O site da revista Der Spiegel fazia ontem eco das opiniões de críticos que viram no tom duro de Merkel uma tentativa para inverter a tendência de perda de popularidade e ir ao encontro de preocupações com a imigração expressas em diversos estudos de opinião. Numa análise ao discurso, assinalava também que, fiel ao seu estilo, a chanceler teve o cuidado de não alienar os elementos mais liberais do seu partido ao expressar apoio a um recente discurso do Presidente alemão, Christian Wulff, que salientou que o islão é "uma parte da Alemanha".
Com as medidas, o Governo procura apaziguar os que, no campo conservador, criticam a suposta fraca integração dos imigrantes, sobretudo dos muçulmanos, mas também ir ao encontro das inquietações dos meios económicos - preocupados com a falta de mão-de-obra qualificada que ameaça a retoma da Alemanha, onde vivem 15 milhões de estrangeiros, 18,4 por cento da população.
O plano de reconhecimento de qualificações de estrangeiros foi anunciada ao jornal Financial Times Deutschland pela ministra da Educação, Annette Schavan, segundo a qual a avaliação das competências não será automática e deve ser feita segundo critérios alemães.
O diário bávaro Süddeutsche Zeitung, que teve acesso ao projecto de lei, escreveu que os candidatos ao reconhecimento de habilitações serão submetidos a testes práticos e teóricos ou a entrevistas.

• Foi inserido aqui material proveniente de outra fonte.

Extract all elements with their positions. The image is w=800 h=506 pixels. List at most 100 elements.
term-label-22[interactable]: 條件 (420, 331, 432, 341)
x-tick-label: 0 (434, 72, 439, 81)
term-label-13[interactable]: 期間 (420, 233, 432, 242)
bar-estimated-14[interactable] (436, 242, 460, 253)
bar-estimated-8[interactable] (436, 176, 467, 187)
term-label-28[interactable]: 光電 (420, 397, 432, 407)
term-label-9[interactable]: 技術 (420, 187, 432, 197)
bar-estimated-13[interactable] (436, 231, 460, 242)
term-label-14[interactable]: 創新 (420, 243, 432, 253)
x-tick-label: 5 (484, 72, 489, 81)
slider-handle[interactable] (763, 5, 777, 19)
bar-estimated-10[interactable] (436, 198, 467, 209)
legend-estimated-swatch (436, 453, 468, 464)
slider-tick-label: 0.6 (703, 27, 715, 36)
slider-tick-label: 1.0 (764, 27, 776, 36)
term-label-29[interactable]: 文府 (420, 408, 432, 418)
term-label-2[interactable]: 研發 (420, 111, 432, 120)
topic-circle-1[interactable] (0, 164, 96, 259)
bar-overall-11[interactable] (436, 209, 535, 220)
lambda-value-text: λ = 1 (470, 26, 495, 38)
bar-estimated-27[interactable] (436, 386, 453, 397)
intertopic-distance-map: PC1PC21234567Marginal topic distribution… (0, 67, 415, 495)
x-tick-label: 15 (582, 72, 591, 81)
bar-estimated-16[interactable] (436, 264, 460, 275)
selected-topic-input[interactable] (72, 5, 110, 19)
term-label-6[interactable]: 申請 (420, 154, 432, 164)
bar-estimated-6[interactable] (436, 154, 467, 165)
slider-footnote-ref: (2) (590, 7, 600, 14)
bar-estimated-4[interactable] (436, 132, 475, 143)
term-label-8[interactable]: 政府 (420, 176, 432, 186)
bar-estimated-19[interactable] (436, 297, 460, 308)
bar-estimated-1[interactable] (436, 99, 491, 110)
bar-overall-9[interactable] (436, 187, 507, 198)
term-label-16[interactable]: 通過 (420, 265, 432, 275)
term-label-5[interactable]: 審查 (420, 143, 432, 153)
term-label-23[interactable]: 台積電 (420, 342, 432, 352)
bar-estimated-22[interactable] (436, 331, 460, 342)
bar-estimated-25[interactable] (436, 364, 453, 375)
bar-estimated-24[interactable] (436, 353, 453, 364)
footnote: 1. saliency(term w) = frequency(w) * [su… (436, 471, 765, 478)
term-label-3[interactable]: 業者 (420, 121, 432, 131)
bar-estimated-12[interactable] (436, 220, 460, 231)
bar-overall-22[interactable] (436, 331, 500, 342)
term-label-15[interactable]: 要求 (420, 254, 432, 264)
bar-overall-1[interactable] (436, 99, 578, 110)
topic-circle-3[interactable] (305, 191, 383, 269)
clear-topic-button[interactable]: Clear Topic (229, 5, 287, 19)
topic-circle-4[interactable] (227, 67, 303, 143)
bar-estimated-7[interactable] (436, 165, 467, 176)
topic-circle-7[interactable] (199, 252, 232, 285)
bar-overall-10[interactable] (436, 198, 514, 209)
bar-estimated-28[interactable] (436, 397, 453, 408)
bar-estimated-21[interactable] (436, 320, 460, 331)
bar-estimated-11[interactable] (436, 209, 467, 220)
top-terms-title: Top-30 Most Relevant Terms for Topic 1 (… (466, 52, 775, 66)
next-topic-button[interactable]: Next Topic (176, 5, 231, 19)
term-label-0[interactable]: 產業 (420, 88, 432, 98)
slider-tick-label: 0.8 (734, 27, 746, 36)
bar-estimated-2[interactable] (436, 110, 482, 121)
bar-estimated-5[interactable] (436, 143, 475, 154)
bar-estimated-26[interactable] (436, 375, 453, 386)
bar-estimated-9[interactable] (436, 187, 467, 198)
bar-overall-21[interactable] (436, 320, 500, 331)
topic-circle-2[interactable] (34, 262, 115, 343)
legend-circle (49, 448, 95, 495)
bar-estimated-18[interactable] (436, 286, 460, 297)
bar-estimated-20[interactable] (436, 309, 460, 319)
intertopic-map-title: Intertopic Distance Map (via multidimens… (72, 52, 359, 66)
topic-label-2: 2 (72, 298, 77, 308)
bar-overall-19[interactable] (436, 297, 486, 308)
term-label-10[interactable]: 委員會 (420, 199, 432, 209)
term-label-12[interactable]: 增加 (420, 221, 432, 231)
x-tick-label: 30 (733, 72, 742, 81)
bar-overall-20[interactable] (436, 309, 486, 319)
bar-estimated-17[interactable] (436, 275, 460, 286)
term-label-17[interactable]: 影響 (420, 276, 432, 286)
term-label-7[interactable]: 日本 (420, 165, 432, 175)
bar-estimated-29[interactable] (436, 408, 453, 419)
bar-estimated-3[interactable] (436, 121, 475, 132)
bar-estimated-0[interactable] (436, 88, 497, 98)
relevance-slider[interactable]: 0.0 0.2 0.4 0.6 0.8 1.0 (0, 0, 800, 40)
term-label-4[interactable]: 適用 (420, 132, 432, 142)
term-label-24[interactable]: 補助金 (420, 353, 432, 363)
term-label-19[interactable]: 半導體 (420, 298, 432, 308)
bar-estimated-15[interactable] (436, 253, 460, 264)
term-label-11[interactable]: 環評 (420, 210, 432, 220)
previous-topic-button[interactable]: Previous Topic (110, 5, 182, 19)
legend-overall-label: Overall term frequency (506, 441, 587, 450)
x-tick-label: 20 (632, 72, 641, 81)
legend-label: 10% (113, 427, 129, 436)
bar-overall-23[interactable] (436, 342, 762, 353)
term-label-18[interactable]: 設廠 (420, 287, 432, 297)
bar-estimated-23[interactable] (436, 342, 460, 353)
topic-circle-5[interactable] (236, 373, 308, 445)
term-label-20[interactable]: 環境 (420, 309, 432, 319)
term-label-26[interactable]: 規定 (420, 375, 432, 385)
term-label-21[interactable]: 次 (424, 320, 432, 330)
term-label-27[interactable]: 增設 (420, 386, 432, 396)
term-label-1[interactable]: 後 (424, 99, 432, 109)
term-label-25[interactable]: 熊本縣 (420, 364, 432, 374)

A ministra disse que todos terão oportunidade de ver as suas competência avaliadas, mas o jornal refere que campos como a engenharia e a educação são competência dos estados regionais e não do governo federal.
Dados da Câmara de Comércio e Indústria alemã divulgados pela Reuters indicam que a economia do país carece de cerca de 400 mil trabalhadores qualificados. O instituto de pesquisa económica IW calculou que, no ano passado, a falta de mão-de-obra qualificada custou 15 mil milhões de euros à economia alemã e que, se nada for feito, em 2020 faltarão 250 mil trabalhadores qualificados nas áreas técnicas. Dados referidos pela AFP indicam que, no ano passado, a Alemanha, que já está a pagar o preço do envelhecimento da população e da fraca natalidade, teve um saldo migratório negativo de 13 mil pessoas.